En el sur patagónico, pegada a la cordillera de Los Andes y rodeada de lagos y glaciares se encuentra la ciudad de El Calafate, un paraíso único en paisaje, flora y fauna. Su nombre proviene del Berberis microphylla, de flores amarillas característico del sur de la Patagonia, que da unas bayas de color azul oscuro. Antiguamente este arbusto y su resina se utilizaban para calafatear a los primeros barcos que llegaban a la costa patagónica a falta de cáñamo. De allí deriva el nombre de la ciudad fundada el 7 de diciembre de 1927 por los primeros colonos. Antiguamente, esa área geográfica era reconocida con el nombre de Kehek Aike (cuya pronunciación es Kegesh Aike) por parte de sus viejos moradores, los aonikenk, los que lo tenían como paradero o depósito de artefactos y bienes de la gente. Miles de años antes, otros pueblos cazadores y recolectores, seguramente venidos luego de la última glaciación, dejaron sus petroglifos en una roca inmensa, seguramente utilizada de morada y refugio a metros de la ruta provincial 15, protegida por antropólogos que estudian las primeras poblaciones de esas latitudes.
Luego decenas de siglos después de aquellos seres anónimos inmortalizados por los signos dejados en las piedras, vinieron los pioneros extranjeros desde el Atlántico y el sur fundando estancias inmensas dedicadas a la cría de ovejas, sometiendo a los nuevos pueblos originarios y acorralándolos contra las montañas, condenándolos al hambre y la intemperie. Otro despojo; despojo que el Centro de Interpretación Histórica del pueblo, con mirada crítica y del lado de los pueblos originarios, se encarga de recordar a los visitantes que llegan a él.
A principios del siglo pasado, entre los pioneros que iban llegando, se estableció proveniente de Punta Arenas, la familia Braun Menéndez, dueña de la estancia La Anita, fundadora luego de los supermercados La Anónima, proveedores casi exclusivos de la región. Eran tiempos en que se pagaba la matanza de indios presentando las orejas del occiso. Así desaparecieron los selknam. el escocés Alexander Mac Lennan, administrador de la estancia Primera Argentina, también de la familia Braun, apodado Chancho Colorado porque era de tez rosada y rubio de cabello, no tenía reparos en aplicar la que evaluaba la solución para el asunto indígena: “mejor es meterles una bala, decía." Despojo ¿de qué despojo me habla? –diría asombrado el Chancho Colorado– No entiendo.

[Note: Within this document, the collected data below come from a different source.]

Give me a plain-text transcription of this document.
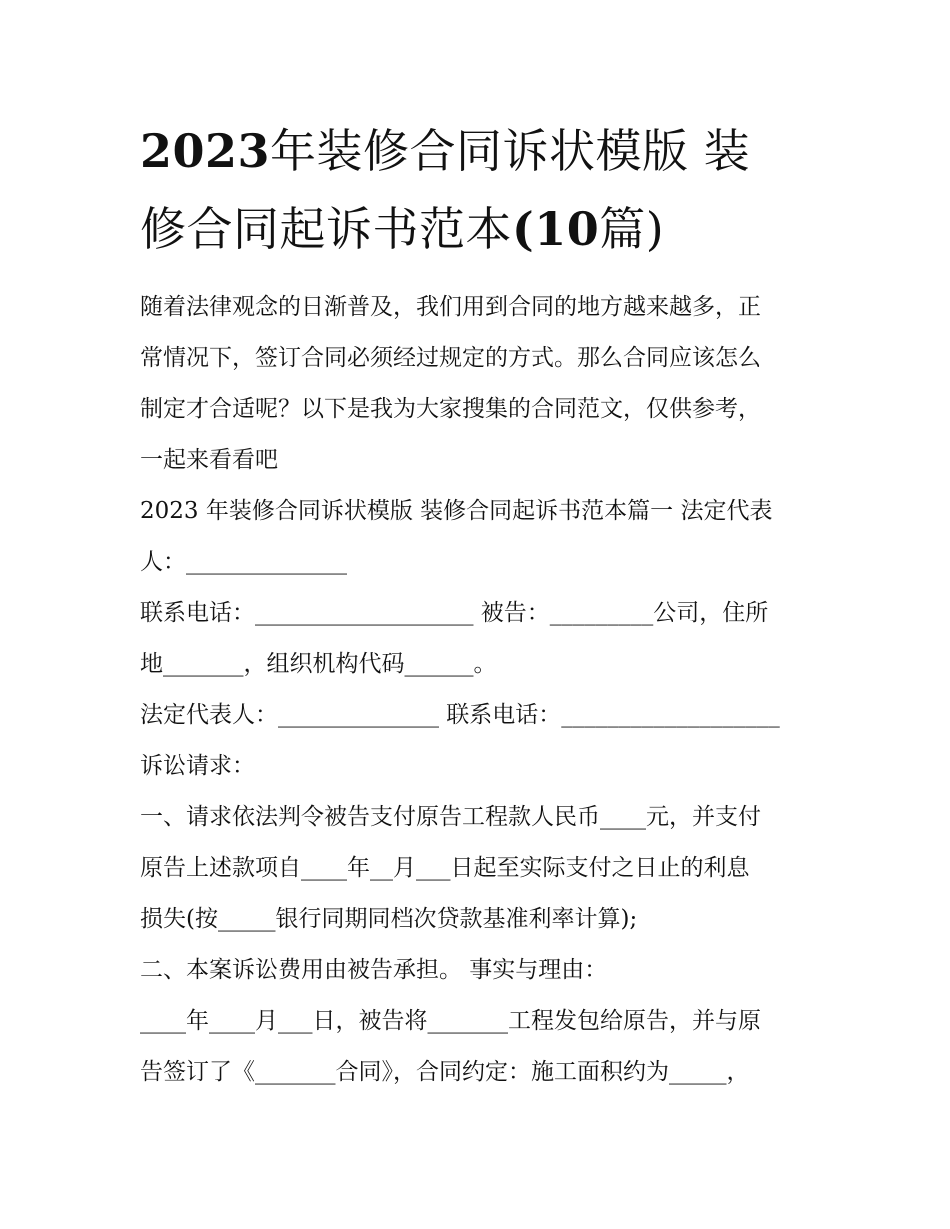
2023年装修合同诉状模版 装
修合同起诉书范本(10篇)

随着法律观念的日渐普及，我们用到合同的地方越来越多，正

常情况下，签订合同必须经过规定的方式。那么合同应该怎么

制定才合适呢？以下是我为大家搜集的合同范文，仅供参考，

一起来看看吧

2023 年装修合同诉状模版 装修合同起诉书范本篇一 法定代表

人：______________

联系电话：___________________ 被告：_________公司，住所

地_______，组织机构代码______。

法定代表人：______________ 联系电话：___________________

诉讼请求：

一、请求依法判令被告支付原告工程款人民币____元，并支付

原告上述款项自____年__月___日起至实际支付之日止的利息

损失(按_____银行同期同档次贷款基准利率计算);

二、本案诉讼费用由被告承担。 事实与理由：

____年____月___日，被告将_______工程发包给原告，并与原

告签订了《_______合同》，合同约定：施工面积约为_____，
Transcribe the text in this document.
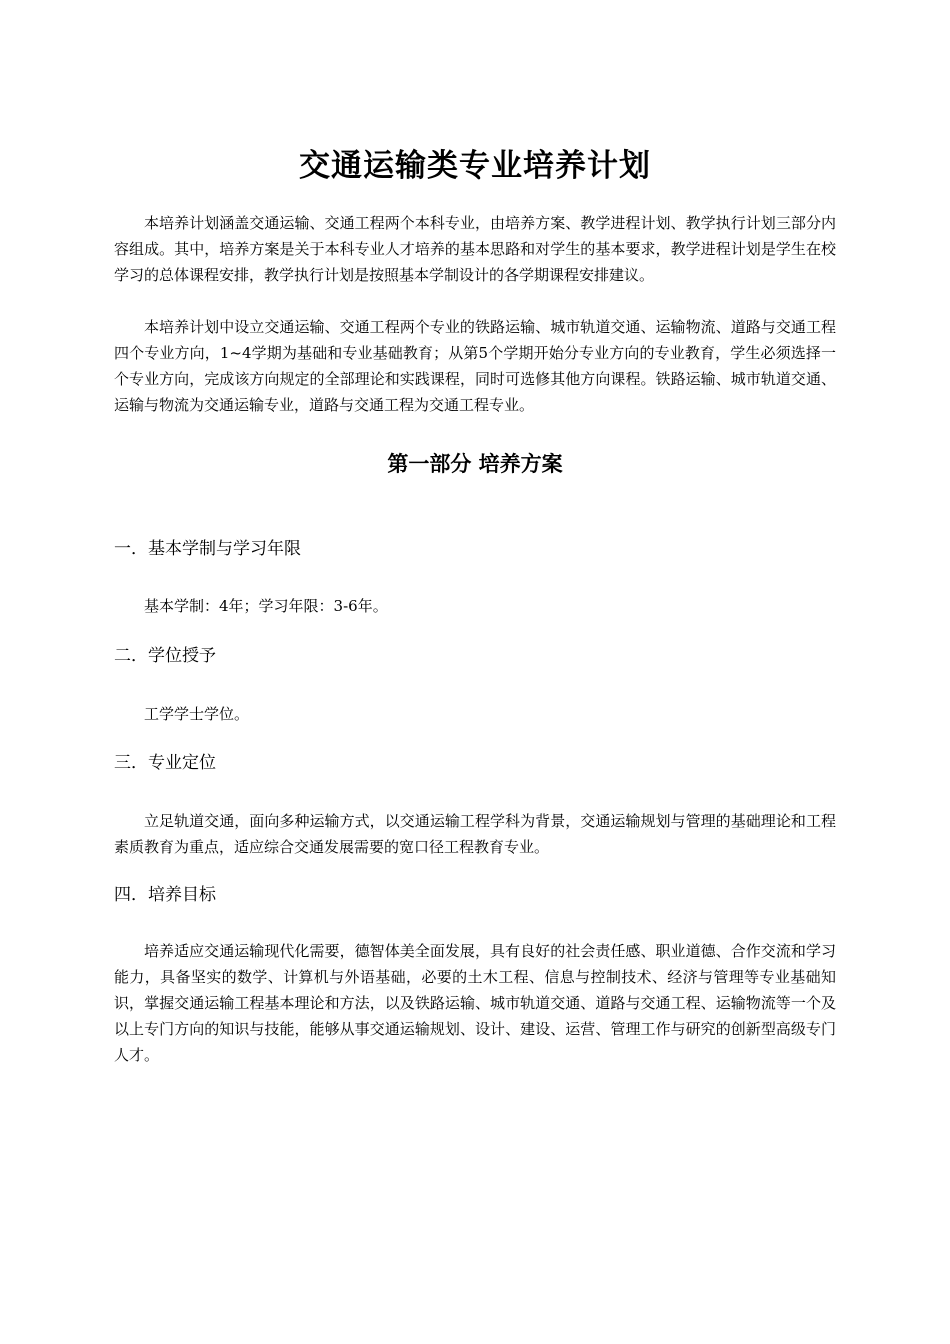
交通运输类专业培养计划

本培养计划涵盖交通运输、交通工程两个本科专业，由培养方案、教学进程计划、教学执行计划三部分内容组成。其中，培养方案是关于本科专业人才培养的基本思路和对学生的基本要求，教学进程计划是学生在校学习的总体课程安排，教学执行计划是按照基本学制设计的各学期课程安排建议。

本培养计划中设立交通运输、交通工程两个专业的铁路运输、城市轨道交通、运输物流、道路与交通工程四个专业方向，1~4学期为基础和专业基础教育；从第5个学期开始分专业方向的专业教育，学生必须选择一个专业方向，完成该方向规定的全部理论和实践课程，同时可选修其他方向课程。铁路运输、城市轨道交通、运输与物流为交通运输专业，道路与交通工程为交通工程专业。

第一部分 培养方案
一．基本学制与学习年限

基本学制：4年；学习年限：3-6年。

二．学位授予

工学学士学位。

三．专业定位

立足轨道交通，面向多种运输方式，以交通运输工程学科为背景，交通运输规划与管理的基础理论和工程素质教育为重点，适应综合交通发展需要的宽口径工程教育专业。

四．培养目标

培养适应交通运输现代化需要，德智体美全面发展，具有良好的社会责任感、职业道德、合作交流和学习能力，具备坚实的数学、计算机与外语基础，必要的土木工程、信息与控制技术、经济与管理等专业基础知识，掌握交通运输工程基本理论和方法，以及铁路运输、城市轨道交通、道路与交通工程、运输物流等一个及以上专门方向的知识与技能，能够从事交通运输规划、设计、建设、运营、管理工作与研究的创新型高级专门人才。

Entre los Braun y los Menéndez llegaron a tener 1.376.160 hectáreas y 1.250.000 lanares que producían 5 millones de kilos de lana, 700.000 de cuero y 2.500.000 de carne. Hacia 1930, La Anónima –como la bautizó popularmente la gente para evitar el largo nombre de la sociedad comercial– contaba con 24 tiendas.[1]
En 1919 don José Menéndez ya no vivía, los negocios estaban a cargo sus hijos y de Mauricio Braun, esposo de su hija Josefina Menéndez Behety.
En la estancia La Anita se produjo la huelga de obreros esquiladores de ovejas en la que se asesinaron 1500 obreros en manos del Ejército Argentino al mando del Coronel Varela entre 1921 y 1922. Por ese hecho horroroso Varela fue conocido como el “Fusilador de la Patagonia”.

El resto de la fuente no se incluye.